When I started managing properties financed and assisted by the U.S. Department of Housing and Urban Development (HUD) in 1983, I quickly got up to speed on regulatory compliance. After all, wasn’t that what really mattered? As time went on, I achieved certifications in HUD occupancy, fair housing and Section 504, and low-income housing tax credits, and I studied U.S. Department of Agriculture (USDA) Rural Development compliance, blended financing, and mortgage revenue bonds. I could create budgets for HUD, Rural Development, and my state agency bond-financed projects by carefully following the instructions that came with the forms. But all along, I considered myself a bit of an imposter. My deep dark secret was that I knew almost nothing—and I mean nothing—about real estate.
Then one day in 1990, I was approached by two of the asset managers—both CPMs—from the state agency that financed and monitored some of my properties. They said, “We think you ought to go for your CPM.” More letters behind my name? It sounded good to me. This was back in the day when you had to travel to big cities and stay in a hotel for a week to take each class.
My first ever IREM course was Professional Property Management for Federally Assisted Housing with instructors Lindsay Crump and Harold Platter, two IREM superstars. Achieving the CPM designation wasn’t easy for me.
I later earned a master’s degree in business, and that was a piece of cake compared to the CPM track because in real estate, I was starting from scratch.
But enough about me. Let’s hear from some affordable-housing management industry leaders about why they place a high value on staffing their organizations with CPMs. George Caruso, CPM, CEO of The Cooper Companies, is now retired from the property management business, where he last served as executive vice president of the Edgewood Management Company of New Jersey. He’s well known for his legislative and regulatory chops. Caruso, who was dubbed chief knowledge officer of Edgewood, is nothing if not an encyclopedia of regulatory information and the only person I know who actually reads and can explain the federal budget. But he’s also an expert in the field of property management.
In discussing how beneficial it is to hire CPMs for your federally assisted portfolio, Caruso says, “Doing things right really does count.” And, in IREM you learn that “once you get the certification, you’re not done learning,” he adds. “When you hire CPMs, you extend and expand the knowledge base of your organization as a whole. It’s a form of risk management. Not to mention that having a highly credentialled staff is a very effective marketing strategy.”
Pam Monroe, CPM, 2009 IREM president and leader in the affordable-housing industry, is COO of Latter & Blum Property Management, Inc., AMO, based in Baton Rouge, Louisiana. Monroe notes: “LIHTC (low-income housing tax credit) and HUD program requirements are layered, complicated, and require unique expertise.
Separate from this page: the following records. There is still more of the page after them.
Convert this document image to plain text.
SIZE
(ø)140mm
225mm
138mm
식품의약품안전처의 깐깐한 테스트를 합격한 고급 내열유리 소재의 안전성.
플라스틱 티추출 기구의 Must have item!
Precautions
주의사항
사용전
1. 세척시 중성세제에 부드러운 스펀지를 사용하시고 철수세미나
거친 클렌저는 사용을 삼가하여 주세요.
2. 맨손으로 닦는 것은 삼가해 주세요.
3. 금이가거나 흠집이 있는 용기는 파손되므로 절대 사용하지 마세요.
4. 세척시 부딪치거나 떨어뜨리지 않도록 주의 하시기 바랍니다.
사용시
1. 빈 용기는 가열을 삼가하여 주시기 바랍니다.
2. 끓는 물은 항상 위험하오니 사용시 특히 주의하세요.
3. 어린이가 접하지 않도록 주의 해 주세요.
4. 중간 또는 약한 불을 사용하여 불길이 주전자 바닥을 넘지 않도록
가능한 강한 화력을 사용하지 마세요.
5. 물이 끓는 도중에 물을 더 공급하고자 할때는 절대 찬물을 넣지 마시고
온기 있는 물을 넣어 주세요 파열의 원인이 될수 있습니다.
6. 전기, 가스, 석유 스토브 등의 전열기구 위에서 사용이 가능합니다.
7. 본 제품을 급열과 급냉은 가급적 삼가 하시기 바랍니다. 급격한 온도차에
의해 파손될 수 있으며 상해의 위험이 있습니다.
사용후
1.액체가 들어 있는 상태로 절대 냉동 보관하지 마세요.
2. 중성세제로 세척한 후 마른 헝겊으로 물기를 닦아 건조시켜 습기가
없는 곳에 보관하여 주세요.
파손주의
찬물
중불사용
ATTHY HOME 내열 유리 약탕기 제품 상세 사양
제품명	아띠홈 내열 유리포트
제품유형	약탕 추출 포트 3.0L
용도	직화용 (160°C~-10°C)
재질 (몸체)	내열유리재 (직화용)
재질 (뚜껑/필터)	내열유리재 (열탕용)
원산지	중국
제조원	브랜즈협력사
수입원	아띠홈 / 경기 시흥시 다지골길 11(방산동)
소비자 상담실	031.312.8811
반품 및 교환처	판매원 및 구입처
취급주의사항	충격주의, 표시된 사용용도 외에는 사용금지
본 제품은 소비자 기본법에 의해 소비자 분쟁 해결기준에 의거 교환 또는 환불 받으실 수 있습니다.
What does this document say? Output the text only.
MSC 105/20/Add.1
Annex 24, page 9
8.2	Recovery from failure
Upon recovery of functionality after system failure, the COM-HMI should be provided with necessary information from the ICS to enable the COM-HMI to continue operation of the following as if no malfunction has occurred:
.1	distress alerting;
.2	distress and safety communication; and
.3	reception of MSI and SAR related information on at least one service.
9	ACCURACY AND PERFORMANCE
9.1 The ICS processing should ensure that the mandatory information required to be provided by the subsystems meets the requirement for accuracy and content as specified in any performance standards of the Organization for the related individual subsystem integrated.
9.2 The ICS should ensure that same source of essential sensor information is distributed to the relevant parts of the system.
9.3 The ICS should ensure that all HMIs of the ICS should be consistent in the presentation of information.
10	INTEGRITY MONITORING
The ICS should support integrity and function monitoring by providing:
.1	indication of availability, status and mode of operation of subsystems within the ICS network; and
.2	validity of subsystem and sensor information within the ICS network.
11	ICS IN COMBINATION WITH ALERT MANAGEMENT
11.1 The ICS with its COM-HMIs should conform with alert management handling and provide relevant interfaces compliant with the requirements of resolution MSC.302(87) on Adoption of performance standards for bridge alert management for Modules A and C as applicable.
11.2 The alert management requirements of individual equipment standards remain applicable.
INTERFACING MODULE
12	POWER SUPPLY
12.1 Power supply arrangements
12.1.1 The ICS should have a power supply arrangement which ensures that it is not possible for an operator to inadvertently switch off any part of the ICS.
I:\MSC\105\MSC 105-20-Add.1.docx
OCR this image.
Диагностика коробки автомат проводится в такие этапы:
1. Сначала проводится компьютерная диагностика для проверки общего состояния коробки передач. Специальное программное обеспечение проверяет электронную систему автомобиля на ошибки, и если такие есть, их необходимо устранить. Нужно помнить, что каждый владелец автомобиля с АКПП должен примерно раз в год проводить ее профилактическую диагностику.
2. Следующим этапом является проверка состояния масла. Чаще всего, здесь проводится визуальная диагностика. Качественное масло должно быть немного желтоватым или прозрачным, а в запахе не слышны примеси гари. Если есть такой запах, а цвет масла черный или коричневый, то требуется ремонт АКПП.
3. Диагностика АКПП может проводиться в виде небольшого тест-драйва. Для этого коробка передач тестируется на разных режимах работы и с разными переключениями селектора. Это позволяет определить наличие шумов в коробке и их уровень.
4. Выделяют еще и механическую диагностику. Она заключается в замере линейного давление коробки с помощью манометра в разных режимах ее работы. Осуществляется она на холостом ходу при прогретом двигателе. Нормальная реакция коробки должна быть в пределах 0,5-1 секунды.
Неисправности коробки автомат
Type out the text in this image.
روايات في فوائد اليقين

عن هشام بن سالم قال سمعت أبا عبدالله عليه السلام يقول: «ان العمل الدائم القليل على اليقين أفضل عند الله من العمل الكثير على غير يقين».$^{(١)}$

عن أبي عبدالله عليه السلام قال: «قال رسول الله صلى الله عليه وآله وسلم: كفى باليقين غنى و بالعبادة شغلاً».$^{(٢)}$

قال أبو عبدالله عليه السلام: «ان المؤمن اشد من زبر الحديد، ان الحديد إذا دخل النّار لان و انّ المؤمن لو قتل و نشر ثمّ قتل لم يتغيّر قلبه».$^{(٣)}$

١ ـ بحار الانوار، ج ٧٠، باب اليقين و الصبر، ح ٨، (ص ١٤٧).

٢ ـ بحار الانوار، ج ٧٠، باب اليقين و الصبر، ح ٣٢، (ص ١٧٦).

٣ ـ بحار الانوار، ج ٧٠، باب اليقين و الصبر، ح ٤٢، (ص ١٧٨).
Nevertheless, all that regulatory knowledge is not a replacement for a deep understanding of principles that serve as the foundation for overseeing real estate, which can best be identified in a CPM designation, the top certification awarded by IREM.
“A CPM offers value to a company and its portfolio by providing proficiency in core elements of real estate best practices,” including the areas of financial analysis, maintenance, risk management, human resource matters, and marketing. Monroe says that IREM’s exacting ethical standards, training, tools, and resources prepare CPMs to add value to their organizations. And let’s not forget about networking. “If you don’t have any experience with a new assignment in another state or region, networking opportunities with colleagues across the nation can help you navigate while saving you time and resources,” she says.
Melissa Fish-Crane, CPM, principal and COO of Peabody Properties, Inc., and current president of IREM’s Boston Metropolitan Chapter, observed that when she joined her family’s affordable housing management firm in 1996 there was one CPM on board who was ready to retire.
Fish-Crane made the decision to attain the CPM designation herself and to promote it among the staff of the longstanding and still-growing firm.
She asks, “Why differentiate between commercial and affordable? We all need the core competencies that the CPM exemplifies. The well-rounded curriculum embodying different disciplines teaches candidates the fundamentals of property management.”
Fish-Crane has been pleased with the high performance exhibited by her CPM staffers, who understand how to maximize the value of the asset. Through IREM, and specifically by developing staff through the CPM track, organizations can develop higher standards of operations with employees who understand and appreciate the bottom line.
I couldn’t agree more with my esteemed colleagues. Companies engaged in the management of HUD, Rural Development, HOME Investment Partnerships Program, tax credit, and bond properties should give their existing employees the opportunity and encouragement to seek the CPM designation. This means devoting time and resources to help them achieve and maintain the certification. And in future hires, consider the value that applicants who have achieved or are candidates for the CPM designation will add to your organization.